【研究者紹介】
レーザー照射を柔軟性や疲労回復に応用

スポーツ科学部 布袋屋 浩 教授

研究
2020年08月26日

スポーツによるケガ・故障の原因に着目、臨床経験を応用し競技力向上へ

「スポーツには楽しみ、健康、ロコモティブなど、さまざまなイメージがありますが、運動後には誰もが『疲れ』を自覚するはずです。楽しいが疲労したり痛めたりするのはスポーツが身体にとってストレス、つまり毒だからです」

スポーツ科学部 布袋屋 浩 教授

スポーツ科学部 布袋屋 浩 教授

これが、医学が進歩した現在においてもスポーツとケガ・故障が切っても切れない関係にある理由と布袋屋教授は語る。しかしそのストレスを受けて、人間の体内にいろいろなホルモンが分泌され、身体が適応し、結果的にパワー、スキルなどが向上するというのは読者もご承知のことだろう。

「スポーツにおいてケガや故障のリスクなしにレベルアップする方法は残念ながらありません。ですからトレーニングによる過負荷の処置、ストレッチやアイシングなどのケアが重要なのです」

本学医学部を卒業後、同整形外科学教室へ入局した布袋屋教授はスポーツ医学研究班に所属。そこでプロ野球、ゴルフなど、さまざまなアスリートの診療に携わった。長くトップアスリートとして活躍する選手の多くは身体の不調に敏感だ。もちろんセンスを武器に活躍し続ける選手もいるが、自分自身の体の構造を理解し、日々のケアをすることがトップを走り続けるために必要な能力の一つなのだ。

「ケガ」と「故障」の違い

スポーツ医学の分野では「スポーツ外傷=ケガ」「スポーツ障害=故障」と厳密に区別し、二つを合わせて「スポーツ傷害」と呼ぶ。自動車に例えると前者は交通事故、後者はオーバーヒートの状態を指す。

「ケガは練習や試合中に骨折、脱臼、断裂などの損傷を負うことですが、受傷部位が治れば問題なくプレー復帰が可能です。しかし故障は練習の繰り返しや局所の過度使用により炎症や疲労骨折などが生じるため、痛みを緩和する治療をしても、過負荷となる原因から修正しなければ、必ず再び同じ症状に悩まされます。故障はスポーツによる病気なのです」

例えば肩を痛めた2人の野球選手AとBが病院へ行くとする。両者とも腱板損傷で、臨床症状、レントゲンやMRI などの画像所見は同じ。しかしAは投げ過ぎ、Bはスライディングでひねったというおのおのの発症原因が異なる場合、対処方法もAはフォーム改良、Bは外傷の治療と全く違うアプローチが必要になる。

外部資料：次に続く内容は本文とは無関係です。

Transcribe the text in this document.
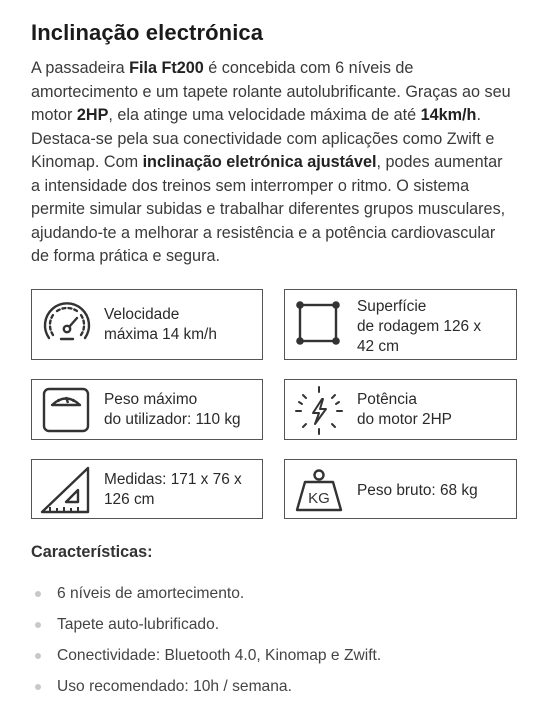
Inclinação electrónica
A passadeira Fila Ft200 é concebida com 6 níveis de amortecimento e um tapete rolante autolubrificante. Graças ao seu motor 2HP, ela atinge uma velocidade máxima de até 14km/h. Destaca-se pela sua conectividade com aplicações como Zwift e Kinomap. Com inclinação eletrónica ajustável, podes aumentar a intensidade dos treinos sem interromper o ritmo. O sistema permite simular subidas e trabalhar diferentes grupos musculares, ajudando-te a melhorar a resistência e a potência cardiovascular de forma prática e segura.
Velocidade
máxima 14 km/h
Superfície
de rodagem 126 x
42 cm
Peso máximo
do utilizador: 110 kg
Potência
do motor 2HP
Medidas: 171 x 76 x
126 cm	KG Peso bruto: 68 kg
Características:
6 níveis de amortecimento.
Tapete auto-lubrificado.
Conectividade: Bluetooth 4.0, Kinomap e Zwift.
Uso recomendado: 10h / semana.
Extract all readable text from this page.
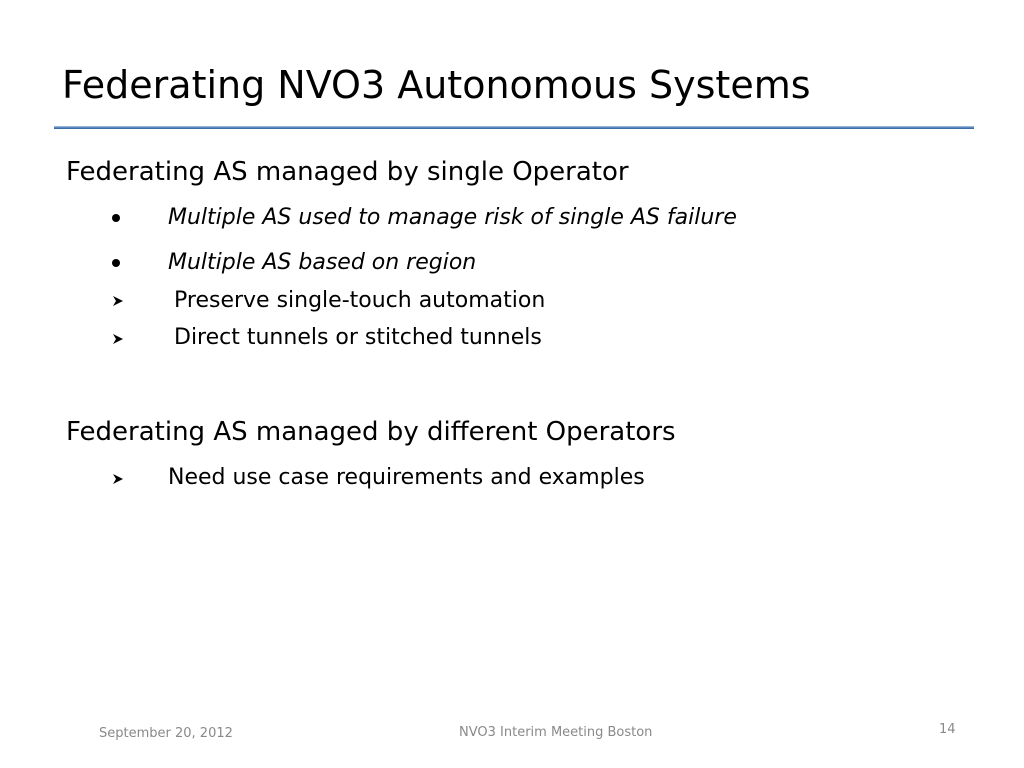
Federating NVO3 Autonomous Systems
Federating AS managed by single Operator
Multiple AS used to manage risk of single AS failure
Multiple AS based on region
Preserve single-touch automation
Direct tunnels or stitched tunnels
Federating AS managed by different Operators
Need use case requirements and examples
September 20, 2012	NVO3 Interim Meeting Boston	14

「マスコミがケガと故障をほぼ同義に報じているからか、両者に違いがあるとは思わないようです。車を修理するときに、修理士へ不調の発生状況や原因を伝えるのと同じで、体の場合もなぜ痛くなったのか医師が分からなければ適切には治せない。そして故障の場合には疼痛緩和をしながら、原因究明と改善、正しい体の使い方やフォームを習得するなどの再発防止策を立てることが必要になるのです」

コンディショニングに応用

布袋屋ゼミのメンバー

布袋屋ゼミ。各競技部に所属する学生と共にケガや故障の予防・早期復帰やパフォーマンスアップについて研究している

臨床家として患者に施行してきた治療手技を健康な選手のコンディショニングに応用するというのが布袋屋教授の現在の研究だ。具体的には疼痛緩和治療器であるレーザーをツボに照射し、身体の柔軟性や疲労回復に応用する検証実験、走る、跳ぶ、切り返すといった運動種目に対する各種介入実験などを行っている。他にもスポーツ用アクセサリーやマウスガードなどが選手のパフォーマンスに与える影響についても調査しており、同様に簡単な運動で数値の差を出している。

「レーザーもアクセサリーも7割近くが記録を伸ばしていますが、万人に効くわけではない。どの選手に効果的で、どう応用すべきかを知るために介入方法を工夫し症例数を蓄積・検討しています」

競技レベルが高いほど、疲労やケガ・故障によって試合結果が左右されることは少なくない。スポーツ医学は単にスポーツ傷害に対する治療やリハビリ、予防だけではなく、競技力向上の役割も担っているのだ。

スポーツ科学部
布袋屋 浩(ほてや・こう)教授

1990年本学医学部卒。同年同整形外科学教室入局。96年同大学院医学研究科博士課程修了。
東京読売巨人軍、社会人アメリカンフットボール・日産スカイライナーズのチームドクター、駿河台日本大学病院整形外科医局長、本庄総合病院副院長などを経て、2015年に本学教授。
所属学会は日本整形外科学会、日本レーザー・スポーツ医学会など多数。秋田県出身。